Suet-Peng Yong, Jeremiah Deng and Martin Purvis hypothesise that visual salience can be better modelled using top-down mechanisms that incorporate object semantics than without [9]. They predict that the approach of automated semantics extraction can be used to improve video summarisation, indexing and retrieval. In their own work they have developed a framework that models semantic contexts for keyframe extraction and monitors sequential changes in the semantic context. This results in an ability to detect and locate significant novelty in the video stream. In their concrete application, Yong et al. first segmented wildlife video frames, extracted features and matched image blocks in order to automatically construct a co-occurrence matrix of labels that ultimately represent the semantic context of a scene. They demonstrated that using this approach yields better keyframe extraction than using only the low-level features.

2 Multimedia ontologies and data integration

Ontologies play an important role in multimedia by allowing to exchange the semantics of multimedia content between distributed information systems. In this special issue three papers discuss the role of ontologies and the integration of distributed multimedia sources. The authors of [7] compare the landscape of multimedia ontologies in the last decade, while [8] proposes and compares two ontology matching techniques to semantic image retrieval. In contrast, the authors of [3] present an mediator based approach to integrate multiple heterogeneous data sources.

Mari Carmen Suarez-Figueroa, Ghislain Auguste Atemezing, and Oscar Corcho compare well-known ontologies in the multimedia domain [7]. Therefore, they introduce a framework called FRAMECOM-MON, which takes process-oriented dimension, such as the methodological one, outcome-oriented dimensions, like multimedia aspects, understandability, and evaluation criteria into account.

Konstantin Todorov, Nicolas James, and Celine Hudelot present an approach for multimedia ontology matching with the aim to associate common-sense knowledge to multimedia concepts [8]. Therefore, the authors extend textual concept matching approaches by visual representations of images and introduce a new multi-modal graph matching method. Their evaluation yields the conclusion that textual and visual modalities have to be seen as complementary to each other.

Claudio Gennaro, Domenico Beneventano, Sonia Bergamaschi, and Fausto Rabitti describe a mediator-based approach for providing a unified multimedia access service over integrated heterogeneous multimedia sources [3]. Their approach builds on the MOMIS integration system and the MILOS multimedia data management system which facilitate query-by-example access to multimedia collections. The argued strong points of this approach are MILOS flexible similarity measures and the MOMIS mediators exploitation of ranks of local answers.

3 Social media and retrieval

Remaining group of papers in this special issue concentrate on social media and retrieval. While in [5] an image tag ranking system called i-TagRanker is presented, [4] describes an approach for image retrieval using spatial relations. Further, [6] focuses on multiple perspective interactive search defining a paradigm for exploratory search and information retrieval on the web.

Jin-Woo Jeong, Hyun-Ki Hong, and Dong-Ho Lee propose in [5] a novel image tag ranking system called i-TagRanker which exploits the semantic relationships between tags for re-ordering the tags according to the relevance with an image.

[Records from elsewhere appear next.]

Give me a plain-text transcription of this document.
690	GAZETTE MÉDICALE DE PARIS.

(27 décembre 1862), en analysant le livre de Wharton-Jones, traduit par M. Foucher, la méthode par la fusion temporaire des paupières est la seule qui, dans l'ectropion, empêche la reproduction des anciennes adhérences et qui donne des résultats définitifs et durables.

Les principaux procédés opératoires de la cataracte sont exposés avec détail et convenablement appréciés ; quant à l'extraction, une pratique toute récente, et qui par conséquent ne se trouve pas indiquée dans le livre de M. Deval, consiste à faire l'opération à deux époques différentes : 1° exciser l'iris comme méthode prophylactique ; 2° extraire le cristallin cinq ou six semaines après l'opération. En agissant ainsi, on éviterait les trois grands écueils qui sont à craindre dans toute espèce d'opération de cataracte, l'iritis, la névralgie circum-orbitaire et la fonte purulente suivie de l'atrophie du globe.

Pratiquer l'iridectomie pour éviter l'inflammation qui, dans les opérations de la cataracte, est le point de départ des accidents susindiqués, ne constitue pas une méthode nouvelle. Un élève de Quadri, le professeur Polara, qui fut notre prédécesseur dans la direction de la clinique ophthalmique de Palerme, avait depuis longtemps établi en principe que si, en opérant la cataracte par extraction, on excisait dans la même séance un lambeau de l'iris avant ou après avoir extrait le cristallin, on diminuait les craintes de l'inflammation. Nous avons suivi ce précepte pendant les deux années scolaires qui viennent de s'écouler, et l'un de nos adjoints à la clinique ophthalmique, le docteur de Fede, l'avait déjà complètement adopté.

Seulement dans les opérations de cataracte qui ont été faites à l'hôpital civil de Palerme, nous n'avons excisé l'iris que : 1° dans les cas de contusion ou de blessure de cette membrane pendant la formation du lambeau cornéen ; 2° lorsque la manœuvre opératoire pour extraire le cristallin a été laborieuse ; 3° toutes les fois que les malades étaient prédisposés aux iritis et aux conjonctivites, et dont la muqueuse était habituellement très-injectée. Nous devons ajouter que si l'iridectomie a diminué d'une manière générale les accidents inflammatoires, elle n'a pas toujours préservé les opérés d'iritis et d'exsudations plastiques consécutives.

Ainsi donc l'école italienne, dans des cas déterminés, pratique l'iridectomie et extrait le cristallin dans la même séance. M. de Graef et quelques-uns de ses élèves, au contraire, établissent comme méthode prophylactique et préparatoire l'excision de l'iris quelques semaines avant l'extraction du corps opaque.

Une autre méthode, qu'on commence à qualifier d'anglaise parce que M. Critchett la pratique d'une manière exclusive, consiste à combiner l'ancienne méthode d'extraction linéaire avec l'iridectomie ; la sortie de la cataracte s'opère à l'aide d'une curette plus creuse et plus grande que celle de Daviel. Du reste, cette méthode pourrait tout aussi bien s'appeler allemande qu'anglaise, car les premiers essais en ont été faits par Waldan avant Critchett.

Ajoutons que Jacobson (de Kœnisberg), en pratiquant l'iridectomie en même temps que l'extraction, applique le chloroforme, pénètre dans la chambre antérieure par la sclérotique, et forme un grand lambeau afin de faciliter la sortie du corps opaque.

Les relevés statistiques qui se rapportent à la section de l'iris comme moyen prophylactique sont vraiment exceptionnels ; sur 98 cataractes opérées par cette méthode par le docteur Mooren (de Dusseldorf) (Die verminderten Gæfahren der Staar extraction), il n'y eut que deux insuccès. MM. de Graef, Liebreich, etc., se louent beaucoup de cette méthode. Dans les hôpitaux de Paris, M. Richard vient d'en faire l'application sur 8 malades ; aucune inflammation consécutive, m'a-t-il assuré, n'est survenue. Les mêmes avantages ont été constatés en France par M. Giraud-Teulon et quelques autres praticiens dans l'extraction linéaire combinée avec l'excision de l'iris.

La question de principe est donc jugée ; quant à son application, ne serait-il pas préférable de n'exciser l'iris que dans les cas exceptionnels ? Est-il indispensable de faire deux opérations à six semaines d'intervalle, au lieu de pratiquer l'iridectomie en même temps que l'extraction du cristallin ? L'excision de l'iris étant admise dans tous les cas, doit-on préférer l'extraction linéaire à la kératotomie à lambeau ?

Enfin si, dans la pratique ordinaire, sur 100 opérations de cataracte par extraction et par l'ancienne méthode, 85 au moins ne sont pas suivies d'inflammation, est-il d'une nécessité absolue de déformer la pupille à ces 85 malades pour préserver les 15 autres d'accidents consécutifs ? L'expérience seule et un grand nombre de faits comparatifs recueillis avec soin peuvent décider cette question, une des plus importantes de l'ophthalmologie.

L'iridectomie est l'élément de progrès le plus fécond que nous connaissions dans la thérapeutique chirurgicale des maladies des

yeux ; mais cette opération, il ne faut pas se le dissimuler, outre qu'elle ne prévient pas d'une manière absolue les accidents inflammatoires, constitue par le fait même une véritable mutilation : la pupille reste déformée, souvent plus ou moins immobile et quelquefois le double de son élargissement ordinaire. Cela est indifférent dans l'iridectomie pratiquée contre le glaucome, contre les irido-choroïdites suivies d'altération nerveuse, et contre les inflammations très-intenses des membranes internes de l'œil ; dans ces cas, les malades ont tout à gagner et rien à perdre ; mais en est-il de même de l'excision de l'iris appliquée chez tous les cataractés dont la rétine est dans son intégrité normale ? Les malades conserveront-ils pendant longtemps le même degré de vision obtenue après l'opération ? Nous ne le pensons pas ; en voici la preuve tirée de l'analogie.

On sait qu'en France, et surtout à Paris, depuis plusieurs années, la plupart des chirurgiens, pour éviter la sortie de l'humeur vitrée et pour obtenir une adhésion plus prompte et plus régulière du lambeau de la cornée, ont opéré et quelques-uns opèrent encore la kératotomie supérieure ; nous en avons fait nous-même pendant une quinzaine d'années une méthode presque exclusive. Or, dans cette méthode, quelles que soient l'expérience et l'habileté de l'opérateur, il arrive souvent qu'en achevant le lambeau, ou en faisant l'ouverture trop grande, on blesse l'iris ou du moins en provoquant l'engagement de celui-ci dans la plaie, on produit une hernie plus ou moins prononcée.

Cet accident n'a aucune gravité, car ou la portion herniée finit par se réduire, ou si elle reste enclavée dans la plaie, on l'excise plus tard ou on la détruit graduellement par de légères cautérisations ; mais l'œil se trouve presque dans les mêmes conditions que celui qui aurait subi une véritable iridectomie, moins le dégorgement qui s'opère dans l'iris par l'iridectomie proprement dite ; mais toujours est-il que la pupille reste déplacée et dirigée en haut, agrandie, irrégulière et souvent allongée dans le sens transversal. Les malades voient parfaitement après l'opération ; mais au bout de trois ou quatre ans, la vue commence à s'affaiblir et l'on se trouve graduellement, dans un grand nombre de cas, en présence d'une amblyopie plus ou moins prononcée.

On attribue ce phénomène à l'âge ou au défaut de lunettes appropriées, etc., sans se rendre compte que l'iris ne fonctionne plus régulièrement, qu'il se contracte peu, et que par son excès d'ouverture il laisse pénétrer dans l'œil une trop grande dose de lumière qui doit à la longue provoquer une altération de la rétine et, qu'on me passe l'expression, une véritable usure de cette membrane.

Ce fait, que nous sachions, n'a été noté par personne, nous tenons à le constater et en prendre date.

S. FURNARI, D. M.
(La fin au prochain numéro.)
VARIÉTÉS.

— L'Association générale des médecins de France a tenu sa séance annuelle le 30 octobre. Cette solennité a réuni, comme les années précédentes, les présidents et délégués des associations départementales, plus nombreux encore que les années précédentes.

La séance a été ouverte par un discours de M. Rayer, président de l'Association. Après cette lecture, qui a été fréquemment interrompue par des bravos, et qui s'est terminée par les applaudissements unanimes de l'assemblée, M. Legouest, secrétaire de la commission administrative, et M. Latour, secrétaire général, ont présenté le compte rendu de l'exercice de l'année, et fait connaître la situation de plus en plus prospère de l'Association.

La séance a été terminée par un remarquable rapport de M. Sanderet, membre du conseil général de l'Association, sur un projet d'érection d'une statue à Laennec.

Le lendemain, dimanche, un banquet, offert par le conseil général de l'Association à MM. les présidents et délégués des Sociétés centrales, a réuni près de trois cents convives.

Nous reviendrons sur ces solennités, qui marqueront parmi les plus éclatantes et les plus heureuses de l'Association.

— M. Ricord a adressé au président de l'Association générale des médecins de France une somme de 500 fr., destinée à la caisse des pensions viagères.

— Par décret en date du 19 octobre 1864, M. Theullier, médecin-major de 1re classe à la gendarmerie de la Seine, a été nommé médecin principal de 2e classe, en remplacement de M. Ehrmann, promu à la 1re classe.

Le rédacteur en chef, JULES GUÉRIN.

The proposed system works of two phases, namely the tag propagation phase, and the tag ranking phase. In the tag propagation phase, the most relevant tags from similar images are collected and propagated to an untagged image. In the tag ranking phase, tags are ranked according to their semantic relevance to the image. The system has been evaluated on a Flickr photo collection with over 30,000 images.

Carlos Arturo Hernandez-Gracidas, Luis E. Sucarand, and Manuel Montes-y-Gomez report in [4] on their work on improving image retrieval by using spatial relations. They model the spatial relations with conceptual graphs. Additionally, they propose a term-weighting scheme and use more than one sample image for retrieval applying several late fusion techniques. Their methods were evaluated with a rich and complex image dataset, based on the 39 topics developed for the ImageCLEF 2008 photo retrieval task.

Rahul Singh, Ya-Wen Hsu, and Naureen Moon focus in their article [6] on multiple perspective interactive search defining a paradigm for exploratory search and information retrieval on the web. Their system allows simultaneous and semantically correlated presentation of query results from different semantic perspectives. Users can explore the results either using a specific perspective or through a combination of perspectives via highly-intuitive yet powerful interaction operators. In the proposed paradigm, hits obtained from executing a query are first analysed to determine latent content-based correlations between the pages. Next, the pages are analysed to extract different types of perceptual and informational cues. This information is used to organise and present the results through an interactive and reflective user interface which supports both exploration and search.